Retrieval-Augmented Generation (RAG)

RAG is a specialised AI technique that enhances the performance and accuracy of language models by retrieving relevant context from connected knowledge sources before generating a response. Instead of relying entirely on pre-trained model knowledge, RAG dynamically pulls up-to-date, grounded information from documents, databases, or APIs—ensuring that responses are accurate, relevant, and actionable.

RAG blocks are most useful in high-context or high-precision environments, where relying solely on a model’s memory may lead to hallucinations or incorrect assumptions.

🔑 Key Concepts

RAG Modules are built around the idea of combining search-based retrieval with language generation. They allow LLMs to consult external knowledge in real-time, improving factual accuracy and contextual relevance.

RAG is particularly effective for:

Structured knowledge bases (e.g., PDF process manuals, FAQs, documentation)
Support automation
Enterprise Q&A
Decision-making systems
Document summarization

How RAG Works

Triggered Contextual Query: When a query is received, the RAG module retrieves supporting content from a connected knowledge source (e.g., PDF, Notion, Slack, HubSpot).
Retrieval Stack: The retrieval logic uses vector search (semantic similarity) and keyword-based search (e.g., BM25) to find relevant data.
Reranking: Retrieved items are optionally reranked for contextual relevance, ensuring the best content is prioritized.
Synthesis: The reranked results are passed into an LLM to synthesize a final response grounded in the retrieved material.

Standard Node Pipeline in RAG Blocks

RAG modules follow a consistent node-based structure within workflows:

Ingest Configuration – Initializes the module with access credentials and knowledge source metadata.
Retrieve Nodes – Finds documents or content relevant to the input query.
Rerank Nodes – Optimizes result ordering for contextual fit.
Synthesize Nodes – Uses LLM to generate a response or insight based on the retrieved content.

RAG modules often work in combination with Data Connectors, especially when content is dynamic or sourced from tools like Slack, Notion, GitHub, or HubSpot.

Why Use RAG Modules

Reduce hallucination and improve model trustworthiness.
Maintain access to real-time or external information not stored within the model.
Enable context-aware conversations and intelligent decision support.
Ground outputs in auditable source material (e.g., PDF pages, Notion blocks, Slack messages).
Enhance retrieval precision with BM25, ColBERT, or vector embeddings.

⚙️ Configuration

Head to the block editor and drop a module from the RAG section (e.g., Knowledge Base, Notion, Slack, etc.).
Click on the block to configure its access credentials and knowledge source (e.g., file uploads, page IDs, tokens).

ℹ️ Each RAG module has a specific configuration pattern.
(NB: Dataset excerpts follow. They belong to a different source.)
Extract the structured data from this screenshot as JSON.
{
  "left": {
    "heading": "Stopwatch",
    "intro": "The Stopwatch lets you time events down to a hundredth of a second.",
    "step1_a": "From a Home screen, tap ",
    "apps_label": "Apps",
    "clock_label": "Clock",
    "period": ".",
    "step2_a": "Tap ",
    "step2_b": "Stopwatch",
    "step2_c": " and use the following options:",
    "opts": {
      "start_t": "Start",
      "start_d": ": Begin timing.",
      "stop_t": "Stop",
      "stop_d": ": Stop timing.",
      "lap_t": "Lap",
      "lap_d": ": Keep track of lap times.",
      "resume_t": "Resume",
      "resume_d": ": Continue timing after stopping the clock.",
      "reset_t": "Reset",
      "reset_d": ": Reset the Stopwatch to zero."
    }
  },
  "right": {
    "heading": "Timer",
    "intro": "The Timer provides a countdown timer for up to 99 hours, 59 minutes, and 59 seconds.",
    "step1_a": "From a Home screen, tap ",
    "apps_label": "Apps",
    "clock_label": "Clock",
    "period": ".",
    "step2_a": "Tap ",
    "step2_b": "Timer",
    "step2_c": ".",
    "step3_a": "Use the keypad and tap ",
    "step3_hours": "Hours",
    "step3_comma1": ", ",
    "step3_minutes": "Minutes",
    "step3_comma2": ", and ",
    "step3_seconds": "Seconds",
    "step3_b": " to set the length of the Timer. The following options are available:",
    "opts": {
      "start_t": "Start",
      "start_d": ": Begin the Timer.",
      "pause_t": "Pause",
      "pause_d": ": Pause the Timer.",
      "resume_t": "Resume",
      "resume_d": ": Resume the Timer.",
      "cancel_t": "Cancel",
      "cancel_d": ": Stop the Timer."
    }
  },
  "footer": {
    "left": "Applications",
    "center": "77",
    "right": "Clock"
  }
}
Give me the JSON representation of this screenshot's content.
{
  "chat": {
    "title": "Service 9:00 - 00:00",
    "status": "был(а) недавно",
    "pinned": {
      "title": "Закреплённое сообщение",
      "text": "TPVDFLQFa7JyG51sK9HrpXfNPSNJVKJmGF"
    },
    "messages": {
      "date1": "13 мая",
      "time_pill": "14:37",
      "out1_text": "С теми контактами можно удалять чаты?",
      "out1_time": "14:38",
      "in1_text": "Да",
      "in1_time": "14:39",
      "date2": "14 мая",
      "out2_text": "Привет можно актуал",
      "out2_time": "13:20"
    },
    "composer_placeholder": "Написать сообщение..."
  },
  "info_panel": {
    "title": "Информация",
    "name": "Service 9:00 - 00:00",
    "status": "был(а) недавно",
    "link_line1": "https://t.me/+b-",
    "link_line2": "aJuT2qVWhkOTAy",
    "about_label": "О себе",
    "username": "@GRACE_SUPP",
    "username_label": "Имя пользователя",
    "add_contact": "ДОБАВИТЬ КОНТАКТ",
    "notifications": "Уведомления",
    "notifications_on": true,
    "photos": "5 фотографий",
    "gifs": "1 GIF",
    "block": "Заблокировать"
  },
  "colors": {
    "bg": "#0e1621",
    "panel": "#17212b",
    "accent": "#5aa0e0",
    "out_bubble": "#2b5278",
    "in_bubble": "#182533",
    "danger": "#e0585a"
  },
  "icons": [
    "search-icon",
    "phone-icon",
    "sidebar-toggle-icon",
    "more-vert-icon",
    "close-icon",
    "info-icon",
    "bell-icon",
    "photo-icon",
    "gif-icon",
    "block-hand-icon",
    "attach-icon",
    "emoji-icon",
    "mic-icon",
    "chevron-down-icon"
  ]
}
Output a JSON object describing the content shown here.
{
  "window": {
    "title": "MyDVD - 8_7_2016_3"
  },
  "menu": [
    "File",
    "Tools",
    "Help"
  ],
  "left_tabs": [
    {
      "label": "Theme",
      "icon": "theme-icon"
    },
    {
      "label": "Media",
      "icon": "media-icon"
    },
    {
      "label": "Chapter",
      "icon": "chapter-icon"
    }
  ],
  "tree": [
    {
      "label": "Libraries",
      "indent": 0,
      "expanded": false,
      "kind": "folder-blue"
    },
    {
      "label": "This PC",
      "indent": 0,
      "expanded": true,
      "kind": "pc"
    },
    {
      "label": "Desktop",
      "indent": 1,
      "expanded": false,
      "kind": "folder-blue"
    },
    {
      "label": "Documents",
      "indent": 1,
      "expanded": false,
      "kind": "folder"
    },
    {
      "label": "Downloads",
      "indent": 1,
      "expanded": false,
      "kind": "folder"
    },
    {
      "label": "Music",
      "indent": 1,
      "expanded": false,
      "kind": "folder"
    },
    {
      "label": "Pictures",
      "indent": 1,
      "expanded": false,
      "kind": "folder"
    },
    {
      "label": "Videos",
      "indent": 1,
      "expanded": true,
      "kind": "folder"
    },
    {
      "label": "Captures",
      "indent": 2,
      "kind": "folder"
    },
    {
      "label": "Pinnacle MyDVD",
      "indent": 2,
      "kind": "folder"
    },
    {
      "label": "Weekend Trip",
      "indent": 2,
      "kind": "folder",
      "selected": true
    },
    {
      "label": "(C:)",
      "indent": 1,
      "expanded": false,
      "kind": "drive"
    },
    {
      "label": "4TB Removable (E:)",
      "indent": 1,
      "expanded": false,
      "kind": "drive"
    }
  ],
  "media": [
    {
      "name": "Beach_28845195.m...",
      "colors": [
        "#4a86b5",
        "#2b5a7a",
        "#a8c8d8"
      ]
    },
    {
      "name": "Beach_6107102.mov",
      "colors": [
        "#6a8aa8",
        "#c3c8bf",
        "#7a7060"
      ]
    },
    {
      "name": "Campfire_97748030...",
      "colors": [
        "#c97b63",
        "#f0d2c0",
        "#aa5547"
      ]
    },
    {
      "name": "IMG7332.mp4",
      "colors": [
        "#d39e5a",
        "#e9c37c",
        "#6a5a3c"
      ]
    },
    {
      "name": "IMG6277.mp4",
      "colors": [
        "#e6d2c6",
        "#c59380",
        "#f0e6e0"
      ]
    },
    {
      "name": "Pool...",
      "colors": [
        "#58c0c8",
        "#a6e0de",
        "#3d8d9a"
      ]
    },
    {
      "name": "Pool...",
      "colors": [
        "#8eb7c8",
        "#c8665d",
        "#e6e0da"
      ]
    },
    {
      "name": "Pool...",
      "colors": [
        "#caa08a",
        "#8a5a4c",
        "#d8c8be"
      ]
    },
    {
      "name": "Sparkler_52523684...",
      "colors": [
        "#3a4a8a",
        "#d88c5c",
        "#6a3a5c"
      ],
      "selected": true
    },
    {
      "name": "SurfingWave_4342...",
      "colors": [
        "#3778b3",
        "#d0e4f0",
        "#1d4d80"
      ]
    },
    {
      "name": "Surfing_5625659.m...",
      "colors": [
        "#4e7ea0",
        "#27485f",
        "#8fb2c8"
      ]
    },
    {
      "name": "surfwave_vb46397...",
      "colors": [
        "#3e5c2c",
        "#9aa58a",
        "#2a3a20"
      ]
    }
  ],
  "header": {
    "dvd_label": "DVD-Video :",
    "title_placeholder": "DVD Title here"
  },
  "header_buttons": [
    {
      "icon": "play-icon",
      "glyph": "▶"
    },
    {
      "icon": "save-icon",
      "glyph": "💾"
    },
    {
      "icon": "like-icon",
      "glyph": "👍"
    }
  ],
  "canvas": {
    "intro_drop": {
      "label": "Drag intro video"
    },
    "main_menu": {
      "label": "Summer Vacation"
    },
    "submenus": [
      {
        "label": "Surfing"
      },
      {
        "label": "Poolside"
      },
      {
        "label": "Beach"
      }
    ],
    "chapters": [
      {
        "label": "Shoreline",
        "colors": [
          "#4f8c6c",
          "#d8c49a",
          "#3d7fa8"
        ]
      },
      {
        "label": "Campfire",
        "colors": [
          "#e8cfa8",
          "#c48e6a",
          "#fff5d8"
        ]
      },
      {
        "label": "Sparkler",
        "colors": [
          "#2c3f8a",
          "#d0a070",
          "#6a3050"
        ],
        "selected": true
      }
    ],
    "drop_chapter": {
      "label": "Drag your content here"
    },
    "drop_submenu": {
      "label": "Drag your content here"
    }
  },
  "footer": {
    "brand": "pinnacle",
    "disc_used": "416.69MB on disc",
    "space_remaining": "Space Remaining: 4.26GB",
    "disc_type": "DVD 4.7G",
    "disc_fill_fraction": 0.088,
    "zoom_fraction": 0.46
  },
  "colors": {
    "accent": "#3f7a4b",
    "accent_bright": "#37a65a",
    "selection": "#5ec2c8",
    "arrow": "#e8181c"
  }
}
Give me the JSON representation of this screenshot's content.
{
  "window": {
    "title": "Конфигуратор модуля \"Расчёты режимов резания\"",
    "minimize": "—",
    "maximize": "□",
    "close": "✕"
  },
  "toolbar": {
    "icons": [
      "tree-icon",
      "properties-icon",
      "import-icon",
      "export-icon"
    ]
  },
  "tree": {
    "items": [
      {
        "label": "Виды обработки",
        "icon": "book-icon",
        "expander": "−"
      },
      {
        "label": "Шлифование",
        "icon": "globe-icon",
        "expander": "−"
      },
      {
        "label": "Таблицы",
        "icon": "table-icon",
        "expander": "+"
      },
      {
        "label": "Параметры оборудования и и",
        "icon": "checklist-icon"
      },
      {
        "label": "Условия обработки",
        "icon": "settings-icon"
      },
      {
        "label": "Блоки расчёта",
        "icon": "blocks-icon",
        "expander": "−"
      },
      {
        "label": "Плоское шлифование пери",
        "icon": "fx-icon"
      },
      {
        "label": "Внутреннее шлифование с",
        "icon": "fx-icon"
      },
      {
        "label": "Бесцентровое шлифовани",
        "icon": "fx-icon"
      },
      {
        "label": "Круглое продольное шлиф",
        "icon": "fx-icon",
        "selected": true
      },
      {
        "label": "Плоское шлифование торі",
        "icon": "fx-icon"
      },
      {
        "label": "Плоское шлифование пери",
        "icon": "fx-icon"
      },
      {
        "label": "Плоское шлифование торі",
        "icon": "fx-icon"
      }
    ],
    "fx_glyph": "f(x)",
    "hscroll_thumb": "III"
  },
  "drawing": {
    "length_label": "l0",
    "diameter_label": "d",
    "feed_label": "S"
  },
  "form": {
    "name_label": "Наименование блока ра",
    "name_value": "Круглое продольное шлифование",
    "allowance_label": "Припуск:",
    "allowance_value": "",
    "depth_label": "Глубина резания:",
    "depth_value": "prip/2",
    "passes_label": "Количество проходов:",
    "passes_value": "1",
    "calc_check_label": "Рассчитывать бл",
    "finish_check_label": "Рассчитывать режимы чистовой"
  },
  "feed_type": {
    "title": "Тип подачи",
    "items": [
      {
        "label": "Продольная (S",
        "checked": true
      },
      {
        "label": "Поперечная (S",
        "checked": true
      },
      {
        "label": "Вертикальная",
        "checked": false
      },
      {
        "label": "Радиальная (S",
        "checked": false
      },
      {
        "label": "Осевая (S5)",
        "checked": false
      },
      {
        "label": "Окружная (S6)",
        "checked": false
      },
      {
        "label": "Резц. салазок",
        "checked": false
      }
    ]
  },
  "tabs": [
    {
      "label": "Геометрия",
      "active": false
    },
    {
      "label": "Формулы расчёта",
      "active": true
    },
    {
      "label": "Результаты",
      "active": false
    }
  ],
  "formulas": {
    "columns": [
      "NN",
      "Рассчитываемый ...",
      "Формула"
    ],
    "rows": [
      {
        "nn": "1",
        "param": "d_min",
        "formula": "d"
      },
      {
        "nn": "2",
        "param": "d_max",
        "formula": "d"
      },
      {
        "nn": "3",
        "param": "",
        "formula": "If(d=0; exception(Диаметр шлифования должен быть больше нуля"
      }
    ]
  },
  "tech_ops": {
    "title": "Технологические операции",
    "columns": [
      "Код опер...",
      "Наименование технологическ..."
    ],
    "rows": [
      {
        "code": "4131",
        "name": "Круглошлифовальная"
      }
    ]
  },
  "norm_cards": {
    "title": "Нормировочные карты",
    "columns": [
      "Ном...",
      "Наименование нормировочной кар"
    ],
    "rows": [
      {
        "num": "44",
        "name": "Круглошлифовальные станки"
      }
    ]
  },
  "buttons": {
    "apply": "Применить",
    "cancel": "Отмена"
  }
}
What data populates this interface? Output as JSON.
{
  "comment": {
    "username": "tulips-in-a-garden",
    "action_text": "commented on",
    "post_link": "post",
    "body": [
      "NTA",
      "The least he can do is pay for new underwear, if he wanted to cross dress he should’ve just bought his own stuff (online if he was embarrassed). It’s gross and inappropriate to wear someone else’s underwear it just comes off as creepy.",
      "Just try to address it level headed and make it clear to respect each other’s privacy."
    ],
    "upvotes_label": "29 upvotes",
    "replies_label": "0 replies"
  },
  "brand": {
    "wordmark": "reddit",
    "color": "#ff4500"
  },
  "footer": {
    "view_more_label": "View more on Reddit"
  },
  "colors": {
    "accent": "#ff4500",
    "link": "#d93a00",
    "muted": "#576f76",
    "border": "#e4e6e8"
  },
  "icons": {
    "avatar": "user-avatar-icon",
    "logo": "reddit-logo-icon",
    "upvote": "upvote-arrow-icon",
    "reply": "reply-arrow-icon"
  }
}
Refer to individual block documentation for details.
Save the block.
View or modify the auto-generated workflow in the workflow editor.
Optionally, use bridges to connect RAG outputs to LLM blocks or analytics components.

For more on building and customizing workflows, see the Workflow Documentation.

🔍 Behind the Scenes: How RAG Operates

INTELLITHING’s RAG modules follow a well-structured, multi-step process designed for efficiency, modularity, and precision. Here’s a simplified view of the internal mechanics—represented.

Step 1: Ingest Configuration

# Load configuration (tokens, paths, database references, etc.)
config = load_config()

# Initialize vector index or document store if available
if storage.exists():
    index = load_vector_index_from_storage()
else:
    documents = load_documents_from_directory()
    index = create_index_from_documents(documents)
    persist_index(index)

Step 2: Retrieve Relevant Nodes

# Capture the user query
query = get_query_from_context_or_event()

# Create retriever
retriever = index.as_retriever(top_k=5)

# Retrieve documents/nodes relevant to the query
retrieved_nodes = retriever.retrieve(query)

Step 3: Rerank Results (Optional)

# Use LLM-based reranker to sort results by semantic and contextual relevance
reranker = LLMReranker(top_n=3)
reranked_nodes = reranker.rerank(retrieved_nodes, query)

Step 4: Synthesize Response

# Combine top reranked nodes into a coherent answer
synthesizer = CompactAndRefine()
response = synthesizer.summarize(query=query, nodes=reranked_nodes)

# Return the final response to the workflow
return response

What This Means for You

Storage-Backed Indexing: If data was indexed previously, it loads instantly—saving compute and time.
Retriever Logic: Uses semantic search (e.g., vector embeddings) to find relevant context.
Reranking Engine: Uses a small LLM internally to boost the relevance of the retrieved data.
Response Synthesizer: Carefully combines retrieved knowledge into a clear, user-ready output.

This modular design ensures that every RAG block in INTELLITHING is extensible, explainable, and robust—whether you're grounding answers in product docs, customer tickets, or process manuals.